Maside Ocak, die Schwester des in Polizeigewahrsam ermordeten Hasan Ocak, erklärte auf der Kundgebung: „Ist etwa damit begonnen worden, die Politiker und Beamten, die das Verschwindenlassen in Haft zur Staatspolitik machten und so Verbrechen gegen die Menschlichkeit verübt haben, zu belangen? Nein. Ist etwas geschehen, nachdem monatelang viele Täter durch Videos und Social-Media-Posts eines in Ungnade gefallenen Führers einer eng mit dem Staat vernetzten kriminellen Organisation entlarvt worden sind? Wurden diese Täter strafrechtlich verfolgt? Nein. Stehen hier die Chefs der Konterguerilla vor Gericht, die offen im Fernsehen Folter verteidigen und deren Handschrift das Verschwinden von Hunderten in Haft und unzählige extralegale Hinrichtungen tragen? Nein, auch sie stehen heute nicht vor Gericht. Stehen diejenigen, die die 699 Wochen andauernde friedliche Versammlung der Samstagsmütter gewaltsam auflösten und die diejenigen folterten, die ihre verfassungsmäßigen Rechte ausübten, oder die, die einen Platz in der Stadt für die Öffentlichkeit schlossen, vor Gericht? Nein, auch sie nicht.

Also wer steht heute vor Gericht? Heute stehen die Angehörigen von Verschwundenen und Verteidiger:innen der Menschenrechte vor Gericht. Es sind diejenigen, die sagen: Auch wenn ihr noch hundert Verfahren eröffnet, wir werden nicht von unserem Weg abweichen.
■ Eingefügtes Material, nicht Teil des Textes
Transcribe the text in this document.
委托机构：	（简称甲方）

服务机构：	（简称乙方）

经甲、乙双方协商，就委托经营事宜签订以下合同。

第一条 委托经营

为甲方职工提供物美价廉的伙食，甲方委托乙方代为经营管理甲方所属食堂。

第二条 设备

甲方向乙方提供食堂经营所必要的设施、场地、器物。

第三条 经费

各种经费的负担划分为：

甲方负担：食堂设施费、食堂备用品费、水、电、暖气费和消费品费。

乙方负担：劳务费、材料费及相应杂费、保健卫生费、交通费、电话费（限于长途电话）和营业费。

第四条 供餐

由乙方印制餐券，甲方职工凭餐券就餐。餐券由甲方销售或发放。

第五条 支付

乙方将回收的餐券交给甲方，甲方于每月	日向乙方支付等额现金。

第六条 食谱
Unsere Unterstützer:innen, die sich gegen die Verfolgung und das Unrecht stellten, das uns zugefügt wurde, stehen vor Gericht. Warum stehen wir vor Gericht? Wir stehen vor Gericht, damit nicht Millionen von Menschen, deren Rechte mit Füßen getreten werden, so wie wir beginnen für ihre Rechte zu kämpfen. Sie sollen nicht gegen die Ungerechtigkeit aufstehen, nicht ihre Augen öffnen. Deshalb stehen wir vor Gericht. Aber schaut, wir sind dennoch da. Wir sind dennoch auf der Straße und schreien es heraus.
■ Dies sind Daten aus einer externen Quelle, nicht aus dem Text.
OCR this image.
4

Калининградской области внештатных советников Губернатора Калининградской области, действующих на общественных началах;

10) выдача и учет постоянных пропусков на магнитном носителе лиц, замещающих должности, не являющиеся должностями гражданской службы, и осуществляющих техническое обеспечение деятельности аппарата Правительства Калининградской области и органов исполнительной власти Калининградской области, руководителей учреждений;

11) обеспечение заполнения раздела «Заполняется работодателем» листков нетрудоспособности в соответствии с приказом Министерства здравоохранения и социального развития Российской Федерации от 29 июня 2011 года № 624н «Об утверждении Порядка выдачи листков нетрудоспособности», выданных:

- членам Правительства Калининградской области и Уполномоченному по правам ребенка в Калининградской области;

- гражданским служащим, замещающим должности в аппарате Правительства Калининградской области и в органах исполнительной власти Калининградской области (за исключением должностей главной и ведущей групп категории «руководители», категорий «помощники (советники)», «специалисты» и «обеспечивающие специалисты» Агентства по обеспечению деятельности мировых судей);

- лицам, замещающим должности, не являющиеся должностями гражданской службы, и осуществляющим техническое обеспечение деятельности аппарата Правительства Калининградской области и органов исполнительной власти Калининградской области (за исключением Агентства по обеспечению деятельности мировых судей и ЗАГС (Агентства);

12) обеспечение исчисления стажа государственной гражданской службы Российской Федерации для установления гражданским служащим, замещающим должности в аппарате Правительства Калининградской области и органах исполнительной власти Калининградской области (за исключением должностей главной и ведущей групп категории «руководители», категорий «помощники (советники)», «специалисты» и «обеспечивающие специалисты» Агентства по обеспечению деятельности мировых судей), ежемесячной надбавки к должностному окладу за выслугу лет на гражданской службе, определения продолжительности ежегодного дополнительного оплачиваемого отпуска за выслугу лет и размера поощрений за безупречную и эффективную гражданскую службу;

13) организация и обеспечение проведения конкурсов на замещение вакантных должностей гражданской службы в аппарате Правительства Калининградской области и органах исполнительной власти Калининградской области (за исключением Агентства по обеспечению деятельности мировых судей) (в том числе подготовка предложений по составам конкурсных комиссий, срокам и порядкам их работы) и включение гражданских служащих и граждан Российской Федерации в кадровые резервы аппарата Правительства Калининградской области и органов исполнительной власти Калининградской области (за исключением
Wir werden nicht aufhören, bis diejenigen, die uns unsere Kinder wegnehmen, ein gerechtes Verfahren bekommen. Gerechtigkeit ist unser Anliegen und von Bedeutung für die ganze Menschheit. Wir werden nicht schweigen bis die Ungerechtigkeit, die die vermissten Verwandten erlitten haben, vorbei ist. Wir werden den Galatasaray-Platz niemals aufgeben.“

Unterstützung von Parteien und Verbänden

An der Kundgebung nahmen die HDP-Abgeordneten Musa Piroğlu und Hüda Kaya, der TIP-Vorsitzende Erkan Baş, die Ko-Sprecher:innen des Demokratischen Kongresses der Völker (HDK) in Istanbul, Aynur Cengiz und Erkan Tepeli, die Ko-Vorsitzende des HDP-Provinzverbands von Istanbul, Elif Bulut, Vertreter:innen der Menschenrechtsstiftung in der Türkei (TIHV) und der Anwaltskammern von Amed, Bursa, Mêrdîn, Êlih, Şirnex, Colemêrg, Ankara, Riha und Istanbul teil.
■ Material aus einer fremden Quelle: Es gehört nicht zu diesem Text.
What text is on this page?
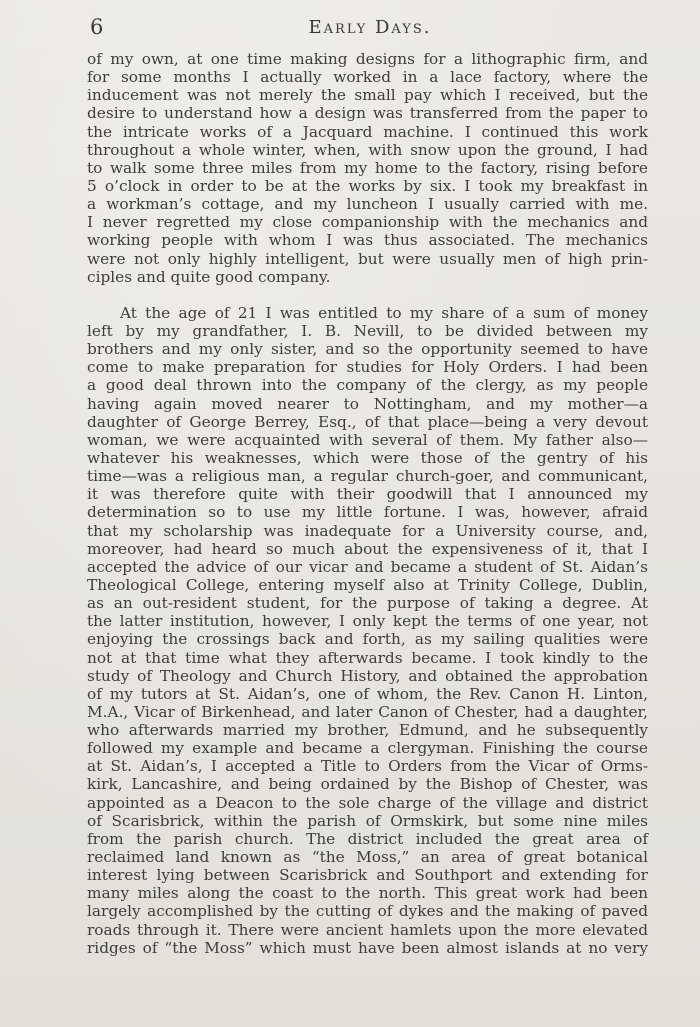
6	Early Days.
of my own, at one time making designs for a lithographic firm, and
for some months I actually worked in a lace factory, where the
inducement was not merely the small pay which I received, but the
desire to understand how a design was transferred from the paper to
the intricate works of a Jacquard machine. I continued this work
throughout a whole winter, when, with snow upon the ground, I had
to walk some three miles from my home to the factory, rising before
5 o’clock in order to be at the works by six. I took my breakfast in
a workman’s cottage, and my luncheon I usually carried with me.
I never regretted my close companionship with the mechanics and
working people with whom I was thus associated. The mechanics
were not only highly intelligent, but were usually men of high prin-
ciples and quite good company.
At the age of 21 I was entitled to my share of a sum of money
left by my grandfather, I. B. Nevill, to be divided between my
brothers and my only sister, and so the opportunity seemed to have
come to make preparation for studies for Holy Orders. I had been
a good deal thrown into the company of the clergy, as my people
having again moved nearer to Nottingham, and my mother—a
daughter of George Berrey, Esq., of that place—being a very devout
woman, we were acquainted with several of them. My father also—
whatever his weaknesses, which were those of the gentry of his
time—was a religious man, a regular church-goer, and communicant,
it was therefore quite with their goodwill that I announced my
determination so to use my little fortune. I was, however, afraid
that my scholarship was inadequate for a University course, and,
moreover, had heard so much about the expensiveness of it, that I
accepted the advice of our vicar and became a student of St. Aidan’s
Theological College, entering myself also at Trinity College, Dublin,
as an out-resident student, for the purpose of taking a degree. At
the latter institution, however, I only kept the terms of one year, not
enjoying the crossings back and forth, as my sailing qualities were
not at that time what they afterwards became. I took kindly to the
study of Theology and Church History, and obtained the approbation
of my tutors at St. Aidan’s, one of whom, the Rev. Canon H. Linton,
M.A., Vicar of Birkenhead, and later Canon of Chester, had a daughter,
who afterwards married my brother, Edmund, and he subsequently
followed my example and became a clergyman. Finishing the course
at St. Aidan’s, I accepted a Title to Orders from the Vicar of Orms-
kirk, Lancashire, and being ordained by the Bishop of Chester, was
appointed as a Deacon to the sole charge of the village and district
of Scarisbrick, within the parish of Ormskirk, but some nine miles
from the parish church. The district included the great area of
reclaimed land known as “the Moss,” an area of great botanical
interest lying between Scarisbrick and Southport and extending for
many miles along the coast to the north. This great work had been
largely accomplished by the cutting of dykes and the making of paved
roads through it. There were ancient hamlets upon the more elevated
ridges of “the Moss” which must have been almost islands at no very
Angeklagten drohen mehrjährige Haftstrafen

Den Angeklagten wird ein Verstoß gegen das türkische Versammlungs- und Demonstrationsgesetz Nr. 2911 vorgeworfen wird. Bei einer Verurteilung drohen ihnen bis zu drei Jahre Haft. Gegenstand der Anklage ist die Mahnwache vom 25. August 2018. An diesem Tag kamen die Samstagsmütter zum 700. Mal auf ihrem angestammten Platz vor dem Galatasaray-Gymnasium in der Istanbuler Fußgängerzone Istiklal Caddesi zusammen, um an ihre verschwundenen Angehörigen zu erinnern. Auf Anordnung von Innenminister Süleyman Soylu, der die Versammlung im Vorfeld wegen angeblichen Verbindungen zu einer „Terrororganisation“ verboten hatte, fuhr die Polizei mit Wasserwerfern vor und griff die Menschenmenge mit Tränengas und Gummigeschossen an. 47 Personen wurden damals brutal festgenommen, neben Angehörigen von Verschwundenen auch etliche prominente Menschenrechtler:innen, Journalist:innen und Gewerkschafter:innen.